Aim, materials and methods – Anti Microbial Activity – GREENQUAT®BT
The aim of the test is to evaluate the efficacy of the tested cosmetic preservative to reduce the microbial load of a strain following the Minimun Inhibitory Concentration and Minimum Bactericidal protocols using appropriate microbiology techniques.
MATERIALS AND METHODS
The microorganisms used to evaluate the antimicrobial activity of the formulation have been previously agreed with the customer and are listed below:
✓ GRAM POSITIVE COCCI:
Staphylococcus aureus (ATCC 6538);
Staphylococcus epidermidis (ATCC 12228);
✓ GRAM NEGATIVE RODS:
Escherichia coli (ATCC 8739);
Pseudomonas aeruginosa (ATCC 9027);
✓ YEASTS AND MOULDS:
Candida albicans (ATCC 10231);
Aspergillus brasiliensis (ATCC 16404).
The growth medium used for the MIC analisys is:
– TSB (Tryptone Soy Broth, Acumedia Lab Neogen Culture Media, COD: LAB004)
The growth media used for the preparation of the MBC subcultures are:
– TSA (Tryptone Soy Agar, Condalab, COD: 1068);
– SDA (Sabourad Dextrose Agar, Condalab, COD: 1024).
– PDA (Potato Dextrose Agar, Condalab, COD: 1022).
Determination of microbial load
The ability of the tested cosmetic preservative to reduce the microbial load of the strains was evaluated by the Mininum Inhibitory Concentration (MIC) in 96-wells plates.
Preparation of the sample and inoculation
Serial dilutions of the tested preservative were prepared on a 96-wells plates (14% – 12.5% – 11% – 9.5% – 8.0% – 6.5% – 5.0% – 3.5% – 2.0% – 0.5%) diluting in specific medium broth for the selected strains.
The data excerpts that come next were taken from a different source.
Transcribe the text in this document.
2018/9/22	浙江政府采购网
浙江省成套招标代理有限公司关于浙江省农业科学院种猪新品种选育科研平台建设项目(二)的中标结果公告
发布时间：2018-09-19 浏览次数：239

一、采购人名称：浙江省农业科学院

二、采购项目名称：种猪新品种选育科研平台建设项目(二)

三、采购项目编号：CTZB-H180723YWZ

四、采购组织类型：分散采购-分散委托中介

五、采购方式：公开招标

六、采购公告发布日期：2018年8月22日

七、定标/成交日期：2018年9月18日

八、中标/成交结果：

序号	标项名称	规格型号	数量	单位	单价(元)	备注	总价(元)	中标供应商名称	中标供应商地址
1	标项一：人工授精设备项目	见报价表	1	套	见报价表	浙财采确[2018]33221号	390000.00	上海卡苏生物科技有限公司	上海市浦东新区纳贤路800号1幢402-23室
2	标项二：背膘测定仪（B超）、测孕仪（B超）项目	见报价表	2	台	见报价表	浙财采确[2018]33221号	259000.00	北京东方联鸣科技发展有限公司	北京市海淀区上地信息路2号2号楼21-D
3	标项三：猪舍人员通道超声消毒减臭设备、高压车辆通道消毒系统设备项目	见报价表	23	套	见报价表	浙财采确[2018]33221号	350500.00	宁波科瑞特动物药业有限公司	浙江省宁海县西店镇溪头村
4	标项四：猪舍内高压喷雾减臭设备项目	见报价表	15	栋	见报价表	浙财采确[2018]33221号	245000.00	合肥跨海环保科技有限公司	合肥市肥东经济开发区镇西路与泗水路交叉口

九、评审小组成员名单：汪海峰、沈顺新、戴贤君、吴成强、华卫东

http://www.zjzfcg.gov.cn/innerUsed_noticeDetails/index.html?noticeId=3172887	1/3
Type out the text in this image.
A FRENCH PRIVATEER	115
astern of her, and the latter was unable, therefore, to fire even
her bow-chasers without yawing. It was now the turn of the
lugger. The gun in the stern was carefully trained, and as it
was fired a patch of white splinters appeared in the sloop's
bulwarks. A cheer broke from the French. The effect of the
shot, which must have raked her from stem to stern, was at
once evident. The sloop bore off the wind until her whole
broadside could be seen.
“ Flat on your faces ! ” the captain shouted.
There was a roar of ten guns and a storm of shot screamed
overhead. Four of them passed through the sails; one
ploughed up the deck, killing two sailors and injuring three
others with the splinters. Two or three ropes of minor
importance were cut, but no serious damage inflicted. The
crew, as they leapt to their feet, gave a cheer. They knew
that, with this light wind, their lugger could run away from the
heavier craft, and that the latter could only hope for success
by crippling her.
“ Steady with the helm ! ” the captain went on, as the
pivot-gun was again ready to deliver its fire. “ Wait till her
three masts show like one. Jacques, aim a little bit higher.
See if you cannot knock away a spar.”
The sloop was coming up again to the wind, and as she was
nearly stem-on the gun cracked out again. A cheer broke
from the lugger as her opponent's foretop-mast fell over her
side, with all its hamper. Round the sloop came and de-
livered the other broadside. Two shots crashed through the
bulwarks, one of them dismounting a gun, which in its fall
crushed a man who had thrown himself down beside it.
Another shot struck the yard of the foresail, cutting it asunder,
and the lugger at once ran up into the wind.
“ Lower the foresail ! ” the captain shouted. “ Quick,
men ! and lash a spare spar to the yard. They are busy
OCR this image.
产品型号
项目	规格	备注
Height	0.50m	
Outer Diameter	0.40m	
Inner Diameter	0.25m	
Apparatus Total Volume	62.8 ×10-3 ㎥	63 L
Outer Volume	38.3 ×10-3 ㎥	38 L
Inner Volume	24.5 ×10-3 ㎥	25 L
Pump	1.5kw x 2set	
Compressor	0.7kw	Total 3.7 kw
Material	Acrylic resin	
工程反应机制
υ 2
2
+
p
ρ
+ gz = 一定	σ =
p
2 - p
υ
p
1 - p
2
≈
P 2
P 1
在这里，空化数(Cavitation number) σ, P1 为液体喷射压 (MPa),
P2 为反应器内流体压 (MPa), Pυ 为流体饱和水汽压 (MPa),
Samples (180 μl) of each dilutions or medium broth (for the inoculum control) were put on 96-wells plates; then 20 μl of the microbial strain were added (final concentration 10^6 CFU/ml for bacteria and 10^5 CFU/ml for C. albicans and A. brasiliensis). Plates were incubated for 24 h at 37°C and for 48 h at 25°C for bacteria and yeasts/moulds, respectively.
The same protocol was followed for each strain.
Evaluation of bactericidal activity
Once the MIC was determined in a 96-well plate, 10 μl of the control, the MIC and two concentrations (increasing and decreasing with respect to the MIC) were plated in duplicate, in particular TSA plates incubated for 24 h at 37 °C for bacteria, SDA plates incubated for 48/72 h at 25 °C for C. albicans and PDA plates incubated for 72/120 h at 25 °C for A. brasiliensis. After incubation time, the colonies on the plate were enumerated in order to calculate the reduction of the microbial load obtained from each of the tested concentrations compared to the control.
The same protocol was followed for all selected strains.